News

FEATURE: How many bikes for a Grand Tour?

Fri 24 Aug 2018

Have you ever thought about how much equipment is needed for a three week Grand Tour?

With eight riders in each Grand Tour team and 21 stages over various terrain and different weather conditions, at least 40 complete bikes are required and their daily maintenance is a huge priority. For the Mitchelton-SCOTT team mechanics it is important to be well organised before embarking for the 21-day race around one country with an abundance of equipment.

“A Grand Tour is the hardest race to organise and prepare for with all the different material we have,"  explained Mitchelton-SCOTT mechanic Xabier Remon. “Before we even go to the race all the mechanics meet at the team service course and before we start to pack any bikes into the truck, we weigh each bike to double check that they are above the minimum weight of 6.8kg. Then we measure each bike of the rider again to be sure they are all exactly the same measurements before we set off.”

“We need five SCOTT bikes minimum for each rider - that’s one race bike, a first spare bike for the first race car, second spare bike for the second race car and then also a time trial bike and spare time trial bike. So we always have 40 complete bikes with us at the race and for this we need one truck and one mechanics van. It's alot of material to carry around a country for one month.”

The changing terrain and weather conditions during three weeks of racing means daily changes have to be made to all the bikes, such as the wheel models or gear sizing, and therefore means more equipment.
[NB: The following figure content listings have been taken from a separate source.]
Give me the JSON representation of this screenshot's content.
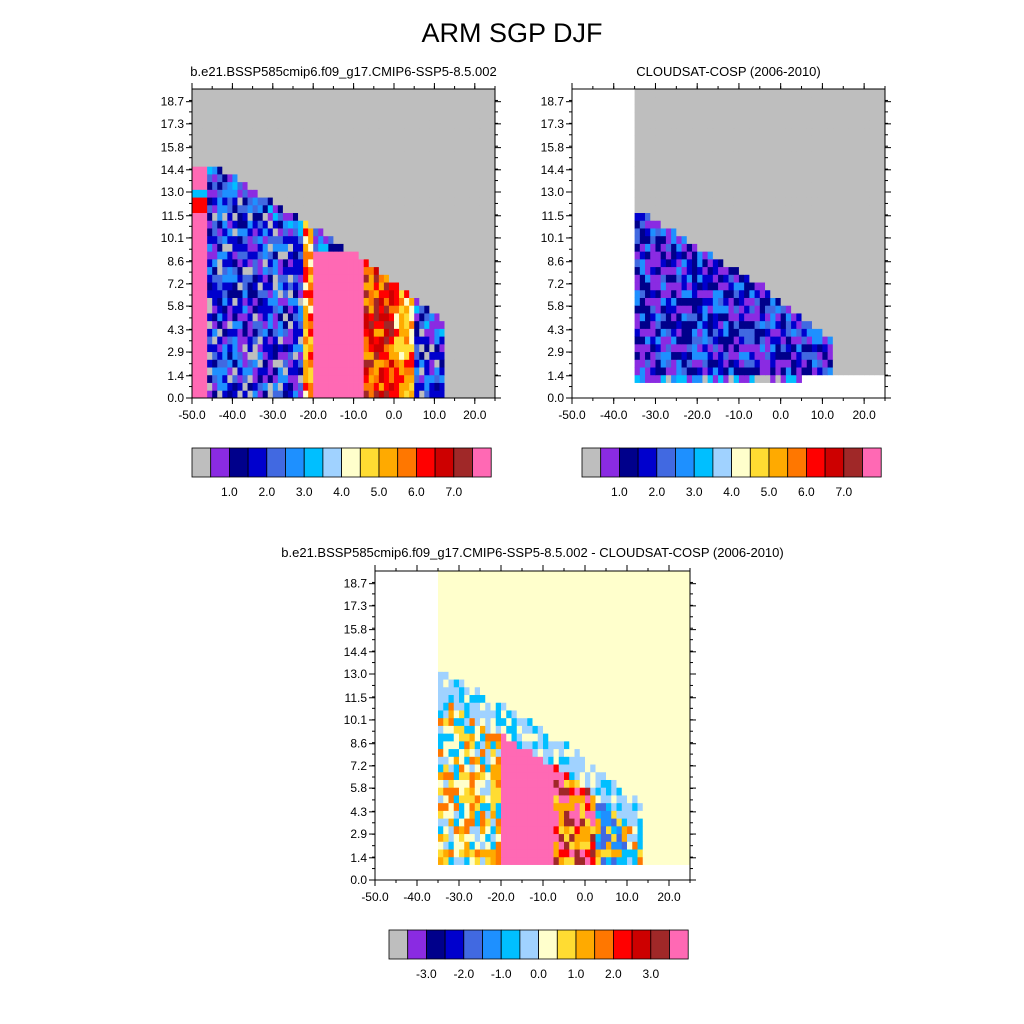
{
  "title": "ARM SGP DJF",
  "colorbar_colors": [
    "#bebebe",
    "#8a2be2",
    "#00008b",
    "#0000cd",
    "#4169e1",
    "#1e90ff",
    "#00bfff",
    "#a0d2ff",
    "#ffffcc",
    "#ffdc32",
    "#ffaa00",
    "#ff7700",
    "#ff0000",
    "#cd0000",
    "#a02828",
    "#ff69b4"
  ],
  "chart_data": [
    {
      "type": "heatmap",
      "title": "b.e21.BSSP585cmip6.f09_g17.CMIP6-SSP5-8.5.002",
      "x_ticks": [
        "-50.0",
        "-40.0",
        "-30.0",
        "-20.0",
        "-10.0",
        "0.0",
        "10.0",
        "20.0"
      ],
      "y_ticks": [
        "0.0",
        "1.4",
        "2.9",
        "4.3",
        "5.8",
        "7.2",
        "8.6",
        "10.1",
        "11.5",
        "13.0",
        "14.4",
        "15.8",
        "17.3",
        "18.7"
      ],
      "xlim": [
        -50,
        25
      ],
      "ylim": [
        0,
        19.5
      ],
      "colorbar_labels": [
        "1.0",
        "2.0",
        "3.0",
        "4.0",
        "5.0",
        "6.0",
        "7.0"
      ],
      "rows": [
        "--------------------------------------------------------------",
        "--------------------------------------------------------------",
        "--------------------------------------------------------------",
        "--------------------------------------------------------------",
        "--------------------------------------------------------------",
        "--------------------------------------------------------------",
        "--------------------------------------------------------------",
        "--------------------------------------------------------------",
        "2-------------------------------------------------------------",
        "6-------------------------------------------------------------",
        "FE1222-------------------------------------------------------",
        "F332211-----------------------------------------------------",
        "F3255663-----------------------------------------------------",
        "F33556663----------------------------------------------------",
        "F345566672--------------------------------------------------",
        "F3535557AA9--------------------------------------------------",
        "F3323367ABCC-------------------------------------------------",
        "F33243DDDD29------------------------------------------------",
        "F33343DFFFF23------------------------------------------------",
        "F3323EEFFFFE23-----------------------------------------------",
        "F3323DBFFFFE632----------------------------------------------",
        "F32223BFFFFBB72----------------------------------------------",
        "F3312A3FFFFDB73----------------------------------------------",
        "F3322BBFFFFDD73----------------------------------------------",
        "F3333BCFFFFDD74----------------------------------------------",
        "F3323BAFFFFDD74----------------------------------------------",
        "F3333CBFFFFDB84----------------------------------------------",
        "F3333CBDEFFDB84----------------------------------------------",
        "F3322C9CCDDD94-----------------------------------------------",
        "F33335CBDCCCB3-----------------------------------------------",
        "F33332AEEEEEE3-----------------------------------------------",
        "F33326EEEEEEE3-----------------------------------------------"
      ]
    },
    {
      "type": "heatmap",
      "title": "CLOUDSAT-COSP (2006-2010)",
      "x_ticks": [
        "-50.0",
        "-40.0",
        "-30.0",
        "-20.0",
        "-10.0",
        "0.0",
        "10.0",
        "20.0"
      ],
      "y_ticks": [
        "0.0",
        "1.4",
        "2.9",
        "4.3",
        "5.8",
        "7.2",
        "8.6",
        "10.1",
        "11.5",
        "13.0",
        "14.4",
        "15.8",
        "17.3",
        "18.7"
      ],
      "xlim": [
        -50,
        25
      ],
      "ylim": [
        0,
        19.5
      ],
      "colorbar_labels": [
        "1.0",
        "2.0",
        "3.0",
        "4.0",
        "5.0",
        "6.0",
        "7.0"
      ],
      "rows": []
    },
    {
      "type": "heatmap",
      "title": "b.e21.BSSP585cmip6.f09_g17.CMIP6-SSP5-8.5.002 - CLOUDSAT-COSP (2006-2010)",
      "x_ticks": [
        "-50.0",
        "-40.0",
        "-30.0",
        "-20.0",
        "-10.0",
        "0.0",
        "10.0",
        "20.0"
      ],
      "y_ticks": [
        "0.0",
        "1.4",
        "2.9",
        "4.3",
        "5.8",
        "7.2",
        "8.6",
        "10.1",
        "11.5",
        "13.0",
        "14.4",
        "15.8",
        "17.3",
        "18.7"
      ],
      "xlim": [
        -50,
        25
      ],
      "ylim": [
        0,
        19.5
      ],
      "colorbar_labels": [
        "-3.0",
        "-2.0",
        "-1.0",
        "0.0",
        "1.0",
        "2.0",
        "3.0"
      ],
      "rows": []
    }
  ]
}
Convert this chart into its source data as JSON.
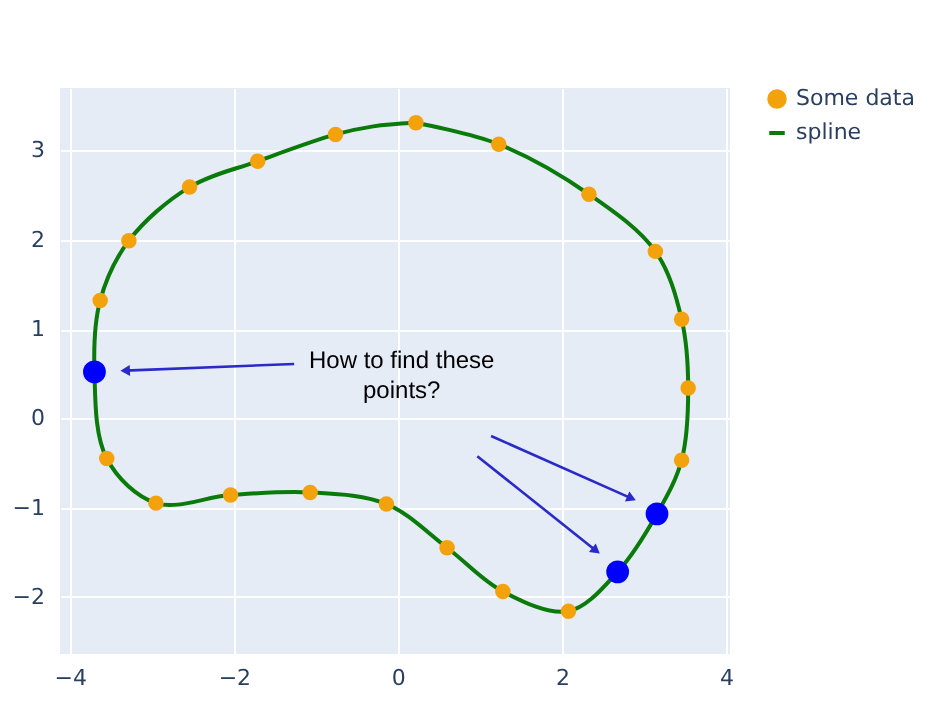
{
  "chart_data": {
    "type": "scatter",
    "xlim": [
      -4.12,
      4.05
    ],
    "ylim": [
      -2.64,
      3.7
    ],
    "xticks": [
      -4,
      -2,
      0,
      2,
      4
    ],
    "yticks": [
      -2,
      -1,
      0,
      1,
      2,
      3
    ],
    "grid": true,
    "legend": "top right",
    "annotations": [
      "How to find these points?"
    ],
    "series": [
      {
        "name": "Some data",
        "marker": "circle",
        "color": "#f4a20c",
        "x": [
          0.22,
          1.23,
          2.33,
          3.14,
          3.46,
          3.54,
          3.46,
          2.08,
          1.28,
          0.6,
          -0.14,
          -1.07,
          -2.04,
          -2.95,
          -3.55,
          -3.63,
          -3.28,
          -2.54,
          -1.71,
          -0.76
        ],
        "values": [
          3.31,
          3.07,
          2.51,
          1.87,
          1.11,
          0.34,
          -0.47,
          -2.16,
          -1.94,
          -1.45,
          -0.96,
          -0.83,
          -0.86,
          -0.95,
          -0.45,
          1.32,
          1.99,
          2.59,
          2.88,
          3.18
        ]
      },
      {
        "name": "spline",
        "type": "line",
        "line_style": "solid",
        "color": "#0a7a0a",
        "x": [
          0.22,
          1.23,
          2.33,
          3.14,
          3.46,
          3.54,
          3.46,
          3.16,
          2.68,
          2.08,
          1.28,
          0.6,
          -0.14,
          -1.07,
          -2.04,
          -2.95,
          -3.55,
          -3.7,
          -3.63,
          -3.28,
          -2.54,
          -1.71,
          -0.76,
          -0.3,
          0.2
        ],
        "values": [
          3.31,
          3.07,
          2.51,
          1.87,
          1.11,
          0.34,
          -0.47,
          -1.07,
          -1.72,
          -2.16,
          -1.94,
          -1.45,
          -0.96,
          -0.83,
          -0.86,
          -0.95,
          -0.45,
          0.52,
          1.32,
          1.99,
          2.59,
          2.88,
          3.18,
          3.27,
          3.31
        ]
      },
      {
        "marker": "circle",
        "color": "#0000ff",
        "x": [
          3.16,
          2.68,
          -3.7
        ],
        "values": [
          -1.07,
          -1.72,
          0.52
        ]
      }
    ]
  }
}
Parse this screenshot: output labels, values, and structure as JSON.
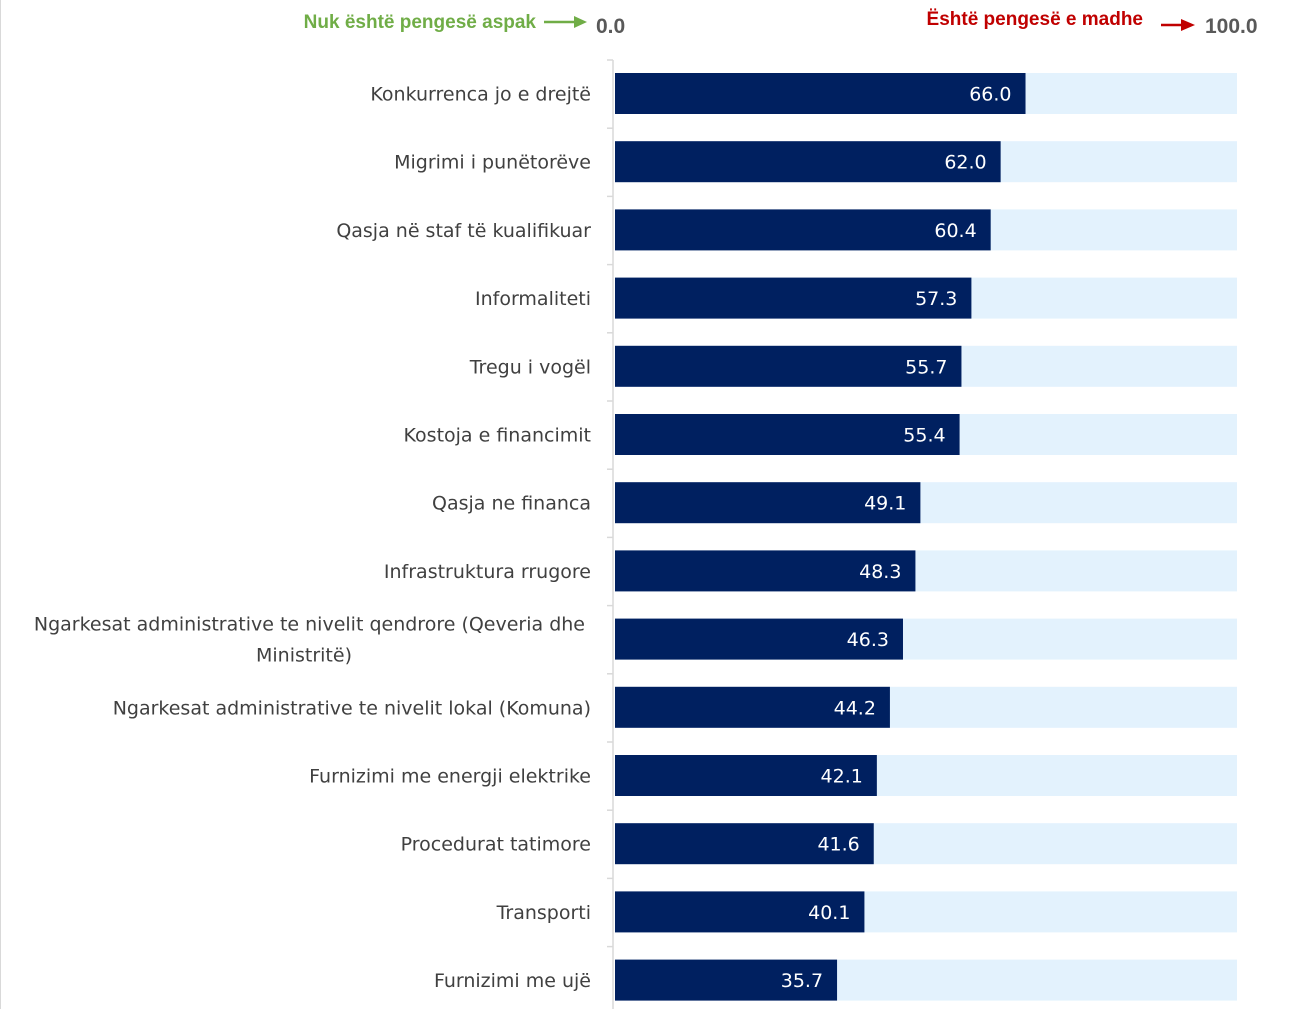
{
  "chart_data": {
    "type": "bar",
    "orientation": "horizontal",
    "categories": [
      "Konkurrenca jo e drejtë",
      "Migrimi i punëtorëve",
      "Qasja në staf të kualifikuar",
      "Informaliteti",
      "Tregu i vogël",
      "Kostoja e financimit",
      "Qasja ne financa",
      "Infrastruktura rrugore",
      "Ngarkesat administrative te nivelit qendrore (Qeveria dhe Ministritë)",
      "Ngarkesat administrative te nivelit lokal (Komuna)",
      "Furnizimi me energji elektrike",
      "Procedurat tatimore",
      "Transporti",
      "Furnizimi me ujë"
    ],
    "category_lines": [
      [
        "Konkurrenca jo e drejtë"
      ],
      [
        "Migrimi i punëtorëve"
      ],
      [
        "Qasja në staf të kualifikuar"
      ],
      [
        "Informaliteti"
      ],
      [
        "Tregu i vogël"
      ],
      [
        "Kostoja e financimit"
      ],
      [
        "Qasja ne financa"
      ],
      [
        "Infrastruktura rrugore"
      ],
      [
        "Ngarkesat administrative te nivelit qendrore (Qeveria dhe",
        "Ministritë)"
      ],
      [
        "Ngarkesat administrative te nivelit lokal (Komuna)"
      ],
      [
        "Furnizimi me energji elektrike"
      ],
      [
        "Procedurat tatimore"
      ],
      [
        "Transporti"
      ],
      [
        "Furnizimi me ujë"
      ]
    ],
    "values": [
      66.0,
      62.0,
      60.4,
      57.3,
      55.7,
      55.4,
      49.1,
      48.3,
      46.3,
      44.2,
      42.1,
      41.6,
      40.1,
      35.7
    ],
    "value_labels": [
      "66.0",
      "62.0",
      "60.4",
      "57.3",
      "55.7",
      "55.4",
      "49.1",
      "48.3",
      "46.3",
      "44.2",
      "42.1",
      "41.6",
      "40.1",
      "35.7"
    ],
    "xlim": [
      0,
      100
    ],
    "grid": false,
    "legend": {
      "min_text": "Nuk është pengesë aspak",
      "min_value": "0.0",
      "max_text": "Është pengesë e madhe",
      "max_value": "100.0"
    },
    "colors": {
      "bar": "#002060",
      "background_bar": "#e3f2fd",
      "min_text": "#70ad47",
      "min_arrow": "#70ad47",
      "max_text": "#c00000",
      "max_arrow": "#c00000",
      "axis": "#d9d9d9",
      "category_text": "#404040",
      "value_text": "#ffffff"
    }
  }
}
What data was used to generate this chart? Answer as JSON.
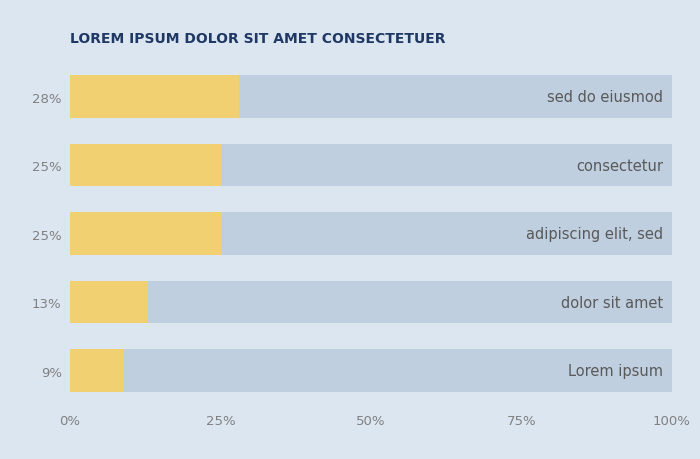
{
  "title": "LOREM IPSUM DOLOR SIT AMET CONSECTETUER",
  "title_color": "#1f3864",
  "background_color": "#dce6f1",
  "plot_bg_color": "#dce6f1",
  "categories": [
    "sed do eiusmod",
    "consectetur",
    "adipiscing elit, sed",
    "dolor sit amet",
    "Lorem ipsum"
  ],
  "yellow_values": [
    28,
    25,
    25,
    13,
    9
  ],
  "gray_values": [
    72,
    75,
    75,
    87,
    91
  ],
  "y_labels": [
    "28%",
    "25%",
    "25%",
    "13%",
    "9%"
  ],
  "yellow_color": "#f0d070",
  "gray_color": "#bfcfdf",
  "bar_label_color": "#595959",
  "axis_label_color": "#808080",
  "xlim": [
    0,
    100
  ],
  "xticks": [
    0,
    25,
    50,
    75,
    100
  ],
  "xtick_labels": [
    "0%",
    "25%",
    "50%",
    "75%",
    "100%"
  ],
  "bar_height": 0.62,
  "label_fontsize": 10.5,
  "title_fontsize": 10,
  "tick_fontsize": 9.5,
  "figsize": [
    7.0,
    4.6
  ],
  "dpi": 100
}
“Normally in a Tour we use 24 sets of the C40 model Shimano wheels which are more usual for the mountain stages," Remon said. "We also have 24 sets of C60 Shimano wheels which are more for the flat stages. Then for the time trial or prologue days we have tri-spoke wheels and disk wheels. It means we carry a lot of material with us, but we always use it all and actually change it daily.

“Every day each rider chooses their wheels, gears combination or bike model that they want for the next day, so after each stage we have to prepare the equipment they prefer for the following day. The most usual gear most riders use is a 34/36 and 39 tooth ring as the small chain rings then 53/54 for the big chain ring and sometimes 56/58 on the TT bikes. Then for the cassettes we have 28/30 or 32 tooth.

With thousands of kilometres of racing covered during 21-days of racing, the chances are there will always be some misfortune with punctures or crashes and therefore even more spare equipment is needed so the mechanics are prepared for any situation that can arise.

“Along with the 40 complete bikes, we also have 10 extra SCOTT frames with us always. We have one frame in each size and each model, the SCOTT Addict or SCOTT Foil," Remon continued. "This is just in case there is a crash and a broken frame, then we can easily swap the Shimano components over and build a new bike, so always each rider has two spares in every stage.

“We also always carry seven complete Shimano groupsets with us, usually five in the truck and then one in each race car incase we need to change something then we are always prepared with spare equipment a during a three week Grand Tour we can put around 50 new Pirelli tyres on the bikes as maintenance or replacements for punctures."

And how is it possible to transport all the equipment mechanics require, plus soigniers equipment, eight riders and around 15 staff members?

“On top of all the bikes, wheels, tyres and other spare equipment, we need space to carry this around and so generally for a Grand Tour we have one mechanics truck, one team bus, one mechanic van, one ice van and five teams cars minimum - which is two race cars, one avant course car, one soignier car, one car for the hotels or the extra bottle points.”